Phil, formerly known as The Philosophy of Phil, stars everyone’s favorite buddy uncle, Greg Kinnear — and, after an impressive 30-year acting career, it also marks his directorial debut.

The story centers on Dr. Phil McGuire (Kinnear) as he navigates a devastating divorce. Turns out he isn’t handling it so well. In fact, the film opens on Phil in his dentist’s coat parking his car on a busy bridge, walking to the edge in some sort of fugue state and seriously considering taking a leap. It’s only when a group of cruel teenagers show up and start filming him that he snaps back to reality.

Phil eventually returns to work, where he meets a new patient, Michael Fisk (Bradley Whitford). Fisk is almost leading Phil’s life — had everything gone to plan. He has a beautiful wife and daughter, a fulfilling career, and he’s traveled to Greece, something Phil always wanted to do but never did. Phil immediately becomes fixated on Fisk, hungry for his apparently perfect life. After their encounter, Phil’s obsession escalates to the point where he ends up stalking his patient full-blown.

When it’s revealed, quite tragically, that Fisk isn’t as happy as he seems, Phil has to know why.
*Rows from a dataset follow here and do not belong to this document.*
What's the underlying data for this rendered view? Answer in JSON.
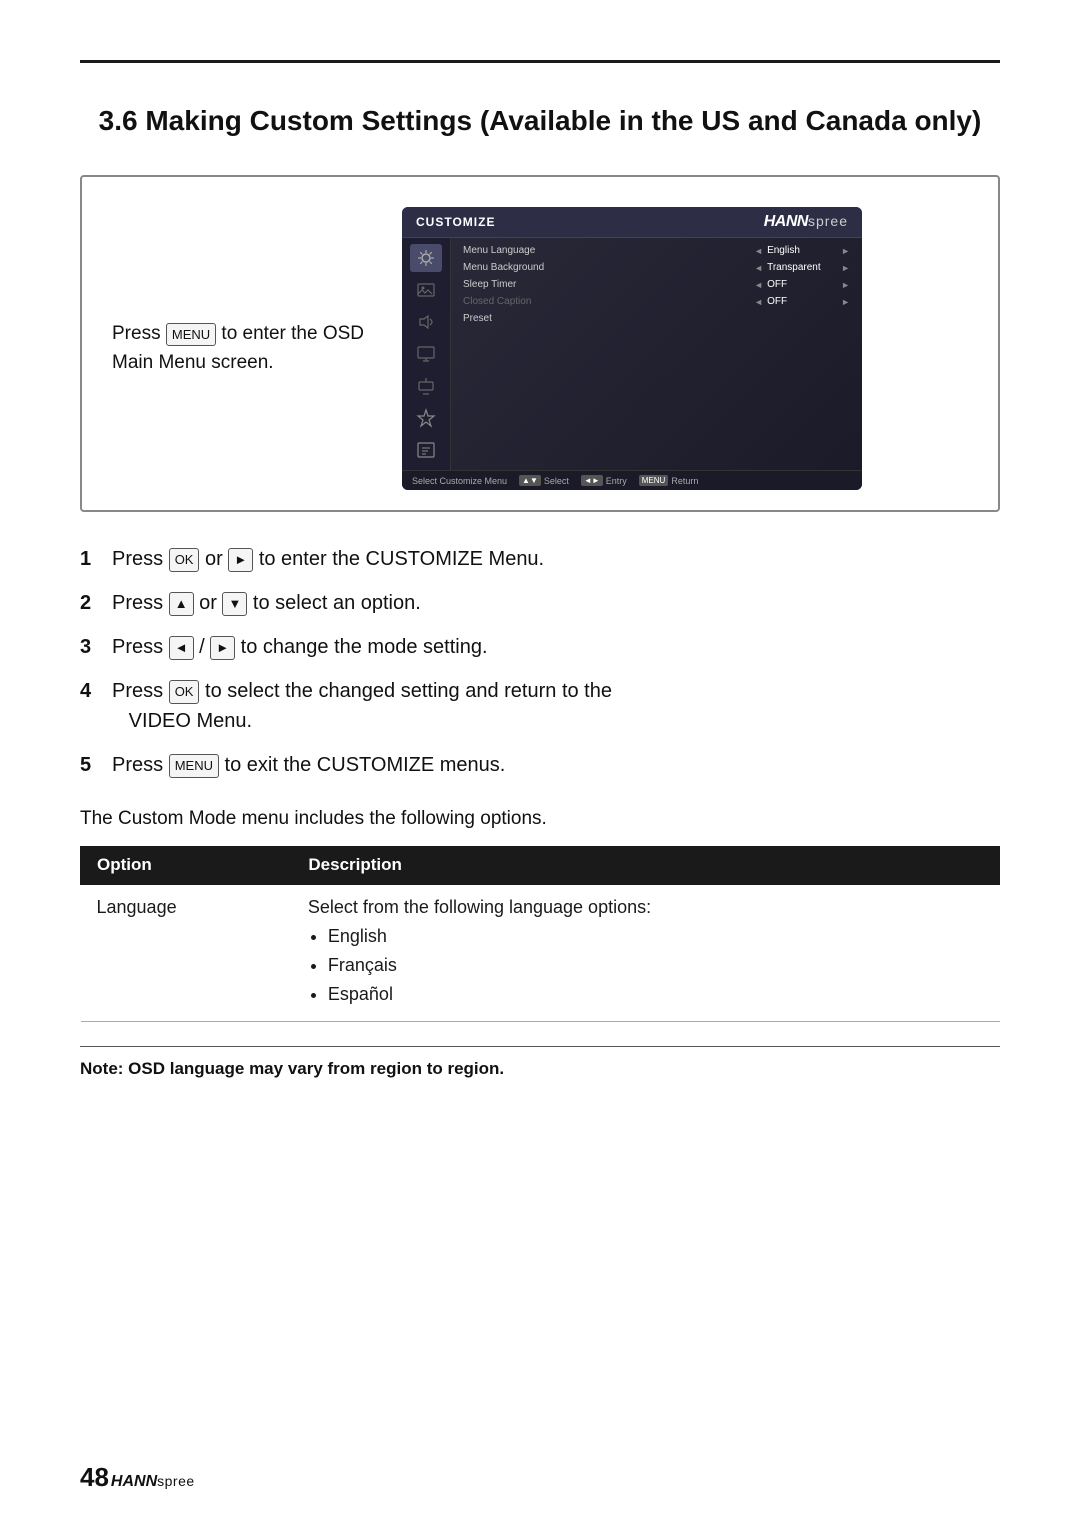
{
  "page": {
    "title": "3.6  Making Custom Settings (Available in the US and Canada only)",
    "brand": {
      "hann": "HANN",
      "spree": "spree"
    }
  },
  "screenshot": {
    "press_text_line1": "Press",
    "menu_key": "MENU",
    "press_text_line2": "to enter the OSD",
    "press_text_line3": "Main Menu screen.",
    "osd": {
      "title": "CUSTOMIZE",
      "brand_hann": "HANN",
      "brand_spree": "spree",
      "menu_rows": [
        {
          "label": "Menu Language",
          "value": "English",
          "dimmed": false
        },
        {
          "label": "Menu Background",
          "value": "Transparent",
          "dimmed": false
        },
        {
          "label": "Sleep Timer",
          "value": "OFF",
          "dimmed": false
        },
        {
          "label": "Closed Caption",
          "value": "OFF",
          "dimmed": true
        },
        {
          "label": "Preset",
          "value": "",
          "dimmed": false
        }
      ],
      "footer_items": [
        {
          "key": "▲▼",
          "label": "Select"
        },
        {
          "key": "◄►",
          "label": "Entry"
        },
        {
          "key": "MENU",
          "label": "Return"
        }
      ]
    }
  },
  "steps": [
    {
      "number": "1",
      "text": "Press",
      "key": "OK",
      "connector": "or",
      "key2": "►",
      "tail": "to enter the CUSTOMIZE Menu."
    },
    {
      "number": "2",
      "text": "Press",
      "key": "▲",
      "connector": "or",
      "key2": "▼",
      "tail": "to select an option."
    },
    {
      "number": "3",
      "text": "Press",
      "key": "◄",
      "connector": "/",
      "key2": "►",
      "tail": "to change the mode setting."
    },
    {
      "number": "4",
      "text": "Press",
      "key": "OK",
      "tail": "to select the changed setting and return to the",
      "tail2": "VIDEO Menu."
    },
    {
      "number": "5",
      "text": "Press",
      "key": "MENU",
      "tail": "to exit the CUSTOMIZE menus."
    }
  ],
  "table_intro": "The Custom Mode menu includes the following options.",
  "table": {
    "headers": [
      "Option",
      "Description"
    ],
    "rows": [
      {
        "option": "Language",
        "description_prefix": "Select from the following language options:",
        "bullets": [
          "English",
          "Français",
          "Español"
        ]
      }
    ]
  },
  "note": "Note: OSD language may vary from region to region.",
  "footer": {
    "page_number": "48",
    "brand_hann": "HANN",
    "brand_spree": "spree"
  }
}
He’s compelled to insert himself into Fisk’s life so that he can get some answers. So, he does what every well-adjusted person would do and makes up a fake persona — Spiros, a Greek handyman and old friend of Fisk’s, complete with fisherman’s cap and muddled accent.

He worms his way into the Fisk family using his likable, seemingly benign guise, becoming particularly close with Fisk’s wife, Alicia (Emily Mortimer), in the process. And, of course, as any impersonation story tells us, this can only end badly. The question is, when his fake life ends, does his real life end, too?

Kinnear’s career change into directing is just that — a change. It’s neither good nor bad. It shows potential, really. But is this suicidal comedy — if there is such a thing — his best work yet? No. It’s middle of the road at best. It’s never really intentionally funny and it’s never truly moving. It’s an admirable first effort.

Here’s hoping that his next project doesn’t waffle so much — if Kinnear is going to play a jerk, he needs to be a jerk, and if he’s going to be buddy-uncle Kinnear, well that’s fine, too. Just pick one and lean in so that we actually feel it.

Phil is in theaters and available On Demand and Digital Friday, July 5.